Fountain, a public water-dispensing machine, created for Sodastream.
Design

Designer of the Day: Todd Bracher

The American designer discusses the search for truth, helping brands grow, and how he's rethinking the office chair.

The American designer discusses the search for truth, helping brands grow, and how he's rethinking the office chair.

Every day we ask a designer to take a selfie and give us an inside look at their lives.

Age: 42

Occupation: Creative director and strategic designer

Hometown: New York

Studio location: New York

Describe what you make: I try to develop expert-based design solutions—product or strategy—that are not based on opinion. The results are about truth and aligning a company’s brand DNA with market opportunities that create a meaningful impact for their customers.

The most important thing you’ve designed to date: What is most important to me is that we have positively impacted businesses and their relevance in contemporary culture. Our most significant work has been around multiple brand strategies that have helped redefine a respective business’s ability to compete in today’s global market.

The problem your work solves: We support business growth through product design and strategy, aligning customer needs with our clients’s business objectives.

What you are working on now: We work on a wide rage of projects—from strategic brand positioning and biological lighting that tunes your circadian rhythm, to performance and well-being solutions that will reshape the future of the workplace.

Fountain, a public water-dispensing machine, created for Sodastream.

A new or forthcoming project we should know about: Next summer, we will present a significant advancement in rethinking the office chair. We have reduced the product to its most essential parts—nothing extra, no unhealthy materials (for the user or environment), and no user complexity—with fine-tuned ergonomics at an affordable price.

What you absolutely have to have in your studio: Light is very important to me. Not only is our space constantly shifting as light passes through it each day, but we are also constantly thinking about how light effect us emotionally and biologically. We integrate these explorations into our work.

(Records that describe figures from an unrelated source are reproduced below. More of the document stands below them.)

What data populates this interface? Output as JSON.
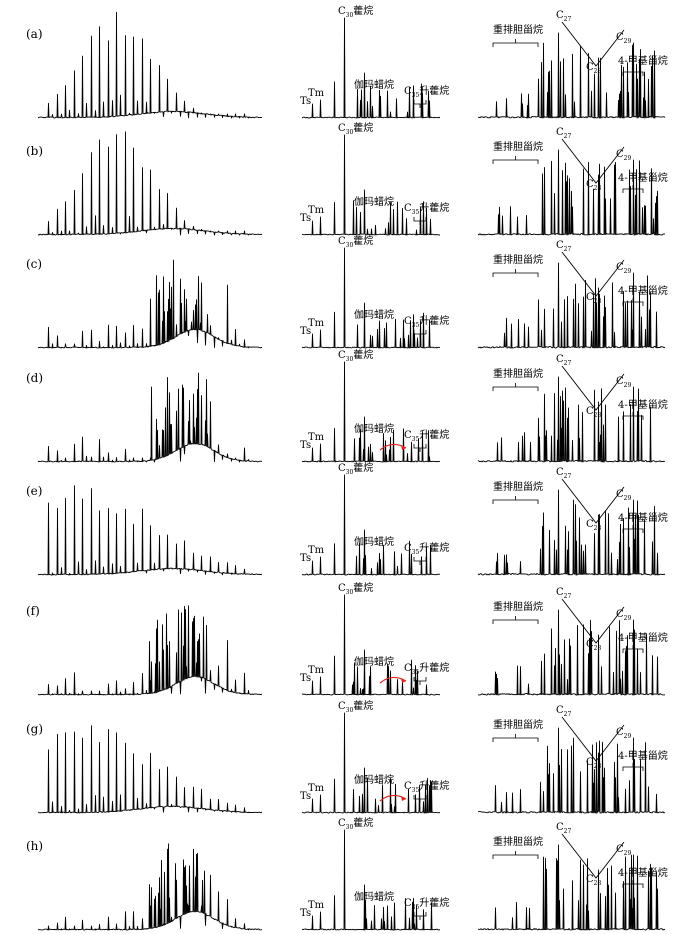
{
  "chart_data": {
    "type": "figure-grid",
    "rows": [
      {
        "label": "(a)",
        "panels": {
          "nalkane": {
            "type": "chromatogram"
          },
          "hopane": {
            "type": "chromatogram",
            "labels": {
              "main": "C30藿烷",
              "ts": "Ts",
              "tm": "Tm",
              "gam": "伽玛蜡烷",
              "homo": "C35升藿烷"
            }
          },
          "sterane": {
            "type": "chromatogram",
            "labels": {
              "dia": "重排胆甾烷",
              "c27": "C27",
              "c28": "C28",
              "c29": "C29",
              "me4": "4-甲基甾烷"
            }
          }
        }
      },
      {
        "label": "(b)",
        "panels": {
          "nalkane": {
            "type": "chromatogram"
          },
          "hopane": {
            "type": "chromatogram",
            "labels": {
              "main": "C30藿烷",
              "ts": "Ts",
              "tm": "Tm",
              "gam": "伽玛蜡烷",
              "homo": "C35升藿烷"
            }
          },
          "sterane": {
            "type": "chromatogram",
            "labels": {
              "dia": "重排胆甾烷",
              "c27": "C27",
              "c28": "C28",
              "c29": "C29",
              "me4": "4-甲基甾烷"
            }
          }
        }
      },
      {
        "label": "(c)",
        "panels": {
          "nalkane": {
            "type": "chromatogram"
          },
          "hopane": {
            "type": "chromatogram",
            "labels": {
              "main": "C30藿烷",
              "ts": "Ts",
              "tm": "Tm",
              "gam": "伽玛蜡烷",
              "homo": "C35升藿烷"
            }
          },
          "sterane": {
            "type": "chromatogram",
            "labels": {
              "dia": "重排胆甾烷",
              "c27": "C27",
              "c28": "C28",
              "c29": "C29",
              "me4": "4-甲基甾烷"
            }
          }
        }
      },
      {
        "label": "(d)",
        "panels": {
          "nalkane": {
            "type": "chromatogram"
          },
          "hopane": {
            "type": "chromatogram",
            "labels": {
              "main": "C30藿烷",
              "ts": "Ts",
              "tm": "Tm",
              "gam": "伽玛蜡烷",
              "homo": "C35升藿烷"
            }
          },
          "sterane": {
            "type": "chromatogram",
            "labels": {
              "dia": "重排胆甾烷",
              "c27": "C27",
              "c28": "C28",
              "c29": "C29",
              "me4": "4-甲基甾烷"
            }
          }
        }
      },
      {
        "label": "(e)",
        "panels": {
          "nalkane": {
            "type": "chromatogram"
          },
          "hopane": {
            "type": "chromatogram",
            "labels": {
              "main": "C30藿烷",
              "ts": "Ts",
              "tm": "Tm",
              "gam": "伽玛蜡烷",
              "homo": "C35升藿烷"
            }
          },
          "sterane": {
            "type": "chromatogram",
            "labels": {
              "dia": "重排胆甾烷",
              "c27": "C27",
              "c28": "C28",
              "c29": "C29",
              "me4": "4-甲基甾烷"
            }
          }
        }
      },
      {
        "label": "(f)",
        "panels": {
          "nalkane": {
            "type": "chromatogram"
          },
          "hopane": {
            "type": "chromatogram",
            "labels": {
              "main": "C30藿烷",
              "ts": "Ts",
              "tm": "Tm",
              "gam": "伽玛蜡烷",
              "homo": "C35升藿烷"
            }
          },
          "sterane": {
            "type": "chromatogram",
            "labels": {
              "dia": "重排胆甾烷",
              "c27": "C27",
              "c28": "C28",
              "c29": "C29",
              "me4": "4-甲基甾烷"
            }
          }
        }
      },
      {
        "label": "(g)",
        "panels": {
          "nalkane": {
            "type": "chromatogram"
          },
          "hopane": {
            "type": "chromatogram",
            "labels": {
              "main": "C30藿烷",
              "ts": "Ts",
              "tm": "Tm",
              "gam": "伽玛蜡烷",
              "homo": "C35升藿烷"
            }
          },
          "sterane": {
            "type": "chromatogram",
            "labels": {
              "dia": "重排胆甾烷",
              "c27": "C27",
              "c28": "C28",
              "c29": "C29",
              "me4": "4-甲基甾烷"
            }
          }
        }
      },
      {
        "label": "(h)",
        "panels": {
          "nalkane": {
            "type": "chromatogram"
          },
          "hopane": {
            "type": "chromatogram",
            "labels": {
              "main": "C30藿烷",
              "ts": "Ts",
              "tm": "Tm",
              "gam": "伽玛蜡烷",
              "homo": "C35升藿烷"
            }
          },
          "sterane": {
            "type": "chromatogram",
            "labels": {
              "dia": "重排胆甾烷",
              "c27": "C27",
              "c28": "C28",
              "c29": "C29",
              "me4": "4-甲基甾烷"
            }
          }
        }
      }
    ],
    "colors": {
      "trace": "#000000",
      "arrow": "#e0261b"
    }
  }
}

What you do when you’re not working: Thinking, researching, and exploring. I am someone who is in constant search for what I call truth. I am continuously seeking new discoveries in physics, cosmology, and the human sciences.

Sources of creative envy: Biology and physics. This for me is what I look for in the work that we do. We ask how, and we deliver meaningful truth. The known frontier continues to expand these fields. And the truth, being stranger than fiction, is far more interesting than what we invent ourselves.

The distraction you want to eliminate: Ignorance. It is time-consuming and often frustrating not to have answers. Being informed and being surrounded by those who are make for a richer and more consequential experience.

Concrete or marble? Marble. It is not man-made.

High-rise or townhouse? Townhouse.

Aliens or ghosts? Aliens—as in life outside our own planet, not as in science fiction.

Remember or forget? Remember. Memories are often more beautiful than the event itself.

Dark or light? Without darkness there is no light.